Acutely ill patients are at risk of stress-related gastrointestinal bleeding and prophylactic acid suppressants are frequently used. In this systematic review, we assessed the effects of stress ulcer prophylaxis (SUP) with proton pump inhibitors or histamine-2 receptor antagonists versus placebo or no prophylaxis in acutely ill hospitalised patients.
We conducted the review according to the PRISMA statement, the Cochrane Handbook, and GRADE, using conventional meta-analysis and trial sequential analysis (TSA). The primary outcomes were all-cause mortality, clinically important gastrointestinal bleeding and serious adverse events (SAEs). The primary analyses included overall low risk of bias trials.
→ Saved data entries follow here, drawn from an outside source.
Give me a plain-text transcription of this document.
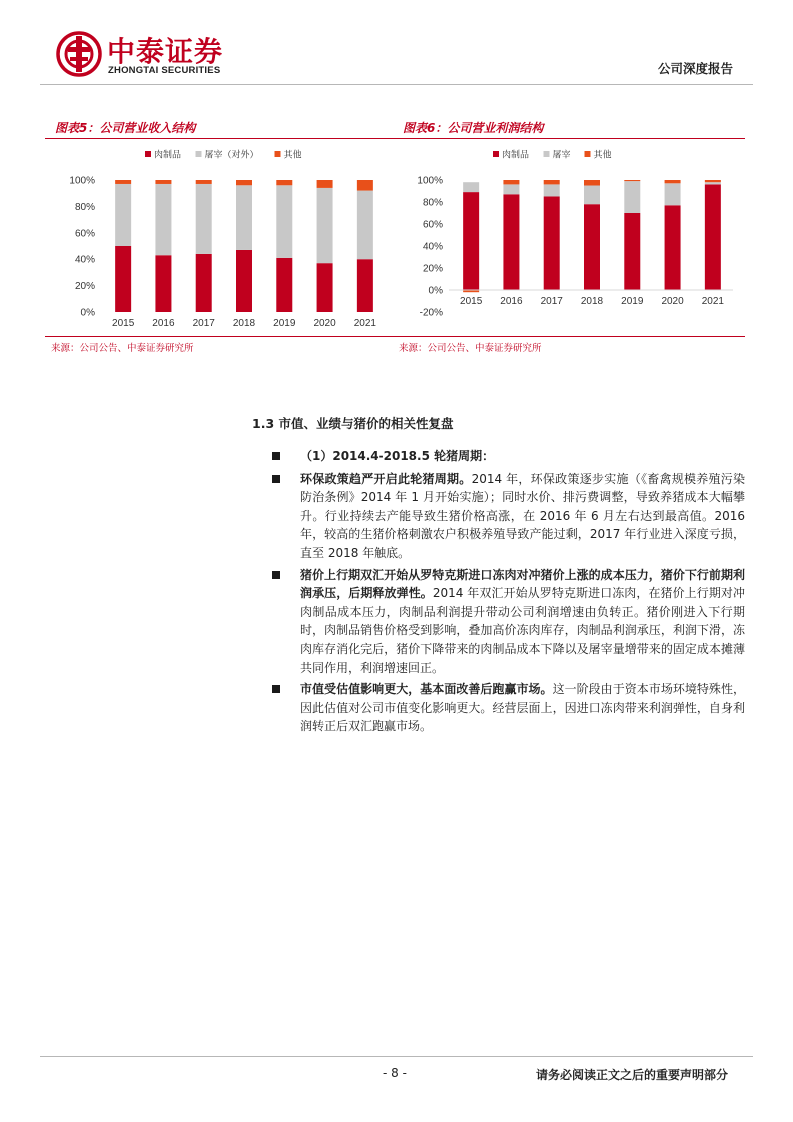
中泰证券
ZHONGTAI SECURITIES	公司深度报告
图表5：公司营业收入结构
肉制品	屠宰（对外）	其他
0%
20%
40%
60%
80%
100%
2015 2016 2017 2018 2019 2020 2021
来源：公司公告、中泰证券研究所
图表6：公司营业利润结构
肉制品	屠宰	其他
-20%
0%
20%
40%
60%
80%
100%
2015 2016 2017 2018 2019 2020 2021
来源：公司公告、中泰证券研究所
1.3 市值、业绩与猪价的相关性复盘
（1）2014.4-2018.5 轮猪周期：
环保政策趋严开启此轮猪周期。2014 年，环保政策逐步实施（《畜禽规模养殖污染防治条例》2014 年 1 月开始实施）；同时水价、排污费调整，导致养猪成本大幅攀升。行业持续去产能导致生猪价格高涨，在 2016 年 6 月左右达到最高值。2016 年，较高的生猪价格刺激农户积极养殖导致产能过剩，2017 年行业进入深度亏损，直至 2018 年触底。
猪价上行期双汇开始从罗特克斯进口冻肉对冲猪价上涨的成本压力，猪价下行前期利润承压，后期释放弹性。2014 年双汇开始从罗特克斯进口冻肉，在猪价上行期对冲肉制品成本压力，肉制品利润提升带动公司利润增速由负转正。猪价刚进入下行期时，肉制品销售价格受到影响，叠加高价冻肉库存，肉制品利润承压，利润下滑，冻肉库存消化完后，猪价下降带来的肉制品成本下降以及屠宰量增带来的固定成本摊薄共同作用，利润增速回正。
市值受估值影响更大，基本面改善后跑赢市场。这一阶段由于资本市场环境特殊性，因此估值对公司市值变化影响更大。经营层面上，因进口冻肉带来利润弹性，自身利润转正后双汇跑赢市场。
- 8 -	请务必阅读正文之后的重要声明部分
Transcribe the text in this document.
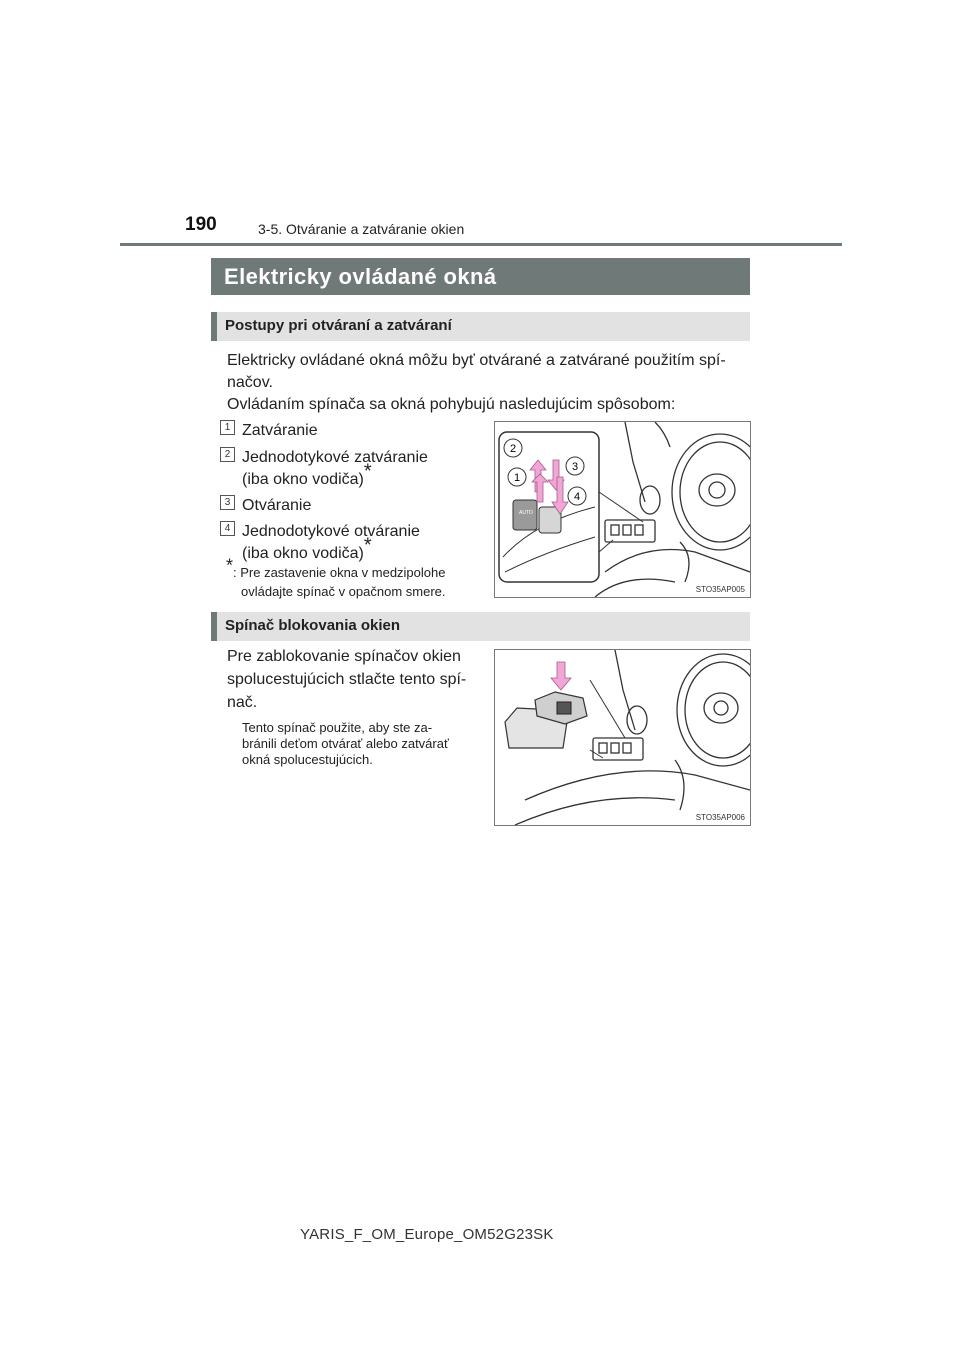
190	3-5. Otváranie a zatváranie okien
Elektricky ovládané okná
Postupy pri otváraní a zatváraní
Elektricky ovládané okná môžu byť otvárané a zatvárané použitím spí-
načov.
Ovládaním spínača sa okná pohybujú nasledujúcim spôsobom:
1 Zatváranie
2 Jednodotykové zatváranie
(iba okno vodiča)*
3 Otváranie
4 Jednodotykové otváranie
(iba okno vodiča)*
*: Pre zastavenie okna v medzipolohe
ovládajte spínač v opačnom smere.
AUTO
2
1
3
4
STO35AP005
Spínač blokovania okien
Pre zablokovanie spínačov okien
spolucestujúcich stlačte tento spí-
nač.
Tento spínač použite, aby ste za-
bránili deťom otvárať alebo zatvárať
okná spolucestujúcich.
STO35AP006
YARIS_F_OM_Europe_OM52G23SK
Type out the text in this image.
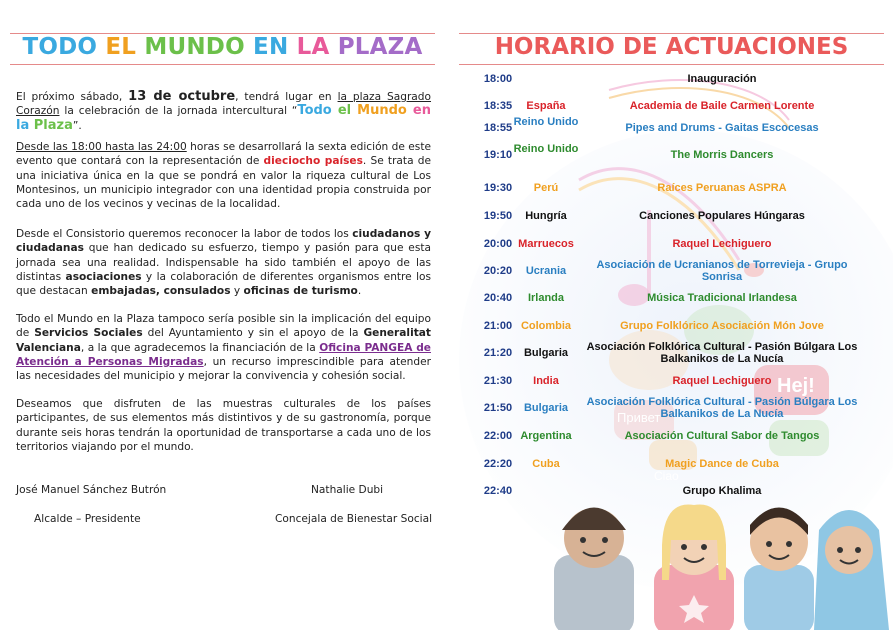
TODO EL MUNDO EN LA PLAZA
El próximo sábado, 13 de octubre, tendrá lugar en la plaza Sagrado Corazón la celebración de la jornada intercultural “Todo el Mundo en la Plaza”.
Desde las 18:00 hasta las 24:00 horas se desarrollará la sexta edición de este evento que contará con la representación de dieciocho países. Se trata de una iniciativa única en la que se pondrá en valor la riqueza cultural de Los Montesinos, un municipio integrador con una identidad propia construida por cada uno de los vecinos y vecinas de la localidad.
Desde el Consistorio queremos reconocer la labor de todos los ciudadanos y ciudadanas que han dedicado su esfuerzo, tiempo y pasión para que esta jornada sea una realidad. Indispensable ha sido también el apoyo de las distintas asociaciones y la colaboración de diferentes organismos entre los que destacan embajadas, consulados y oficinas de turismo.
Todo el Mundo en la Plaza tampoco sería posible sin la implicación del equipo de Servicios Sociales del Ayuntamiento y sin el apoyo de la Generalitat Valenciana, a la que agradecemos la financiación de la Oficina PANGEA de Atención a Personas Migradas, un recurso imprescindible para atender las necesidades del municipio y mejorar la convivencia y cohesión social.
Deseamos que disfruten de las muestras culturales de los países participantes, de sus elementos más distintivos y de su gastronomía, porque durante seis horas tendrán la oportunidad de transportarse a cada uno de los territorios viajando por el mundo.
José Manuel Sánchez Butrón
Alcalde – Presidente
Nathalie Dubi
Concejala de Bienestar Social
Hej!
Привет
Ciao
HORARIO DE ACTUACIONES
18:00	Inauguración
18:35	España	Academia de Baile Carmen Lorente
18:55 Reino Unido	Pipes and Drums - Gaitas Escocesas
19:10 Reino Unido	The Morris Dancers
19:30	Perú	Raíces Peruanas ASPRA
19:50	Hungría	Canciones Populares Húngaras
20:00 Marruecos	Raquel Lechiguero
20:20	Ucrania	Asociación de Ucranianos de Torrevieja - Grupo Sonrisa
20:40	Irlanda	Música Tradicional Irlandesa
21:00 Colombia	Grupo Folklórico Asociación Món Jove
21:20	Bulgaria	Asociación Folklórica Cultural - Pasión Búlgara Los Balkanikos de La Nucía
21:30	India	Raquel Lechiguero
21:50	Bulgaria	Asociación Folklórica Cultural - Pasión Búlgara Los Balkanikos de La Nucía
22:00 Argentina	Asociación Cultural Sabor de Tangos
22:20	Cuba	Magic Dance de Cuba
22:40	Grupo Khalima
We included 65 comparisons from 62 trials (n=9713); 43 comparisons were from intensive care units. Only 3 trials (n=3596) had overall low risk of bias. We did not find an effect on all-cause mortality (RR 1.03, 95% CI 0.94-1.14; TSA-adjusted CI 0.90-1.18; high certainty). The rate of clinically important gastrointestinal bleeding was lower with SUP (RR 0.62, 95% CI 0.43-0.89; TSA-adjusted CI 0.14-2.81; moderate certainty). We did not find a difference in pneumonia rates (moderate certainty). Effects on SAEs, Clostridium difficile enteritis, myocardial ischemia and health-related quality of life (HRQoL) were inconclusive due to sparse data. Analyses of all trials regardless of risk of bias were consistent with the primary analyses.
We did not observe a difference in all-cause mortality or pneumonia with SUP. The incidence of clinically important gastrointestinal bleeding was reduced with SUP, whereas any effects on SAEs, myocardial ischemia, Clostridium difficile enteritis and HRQoL were inconclusive.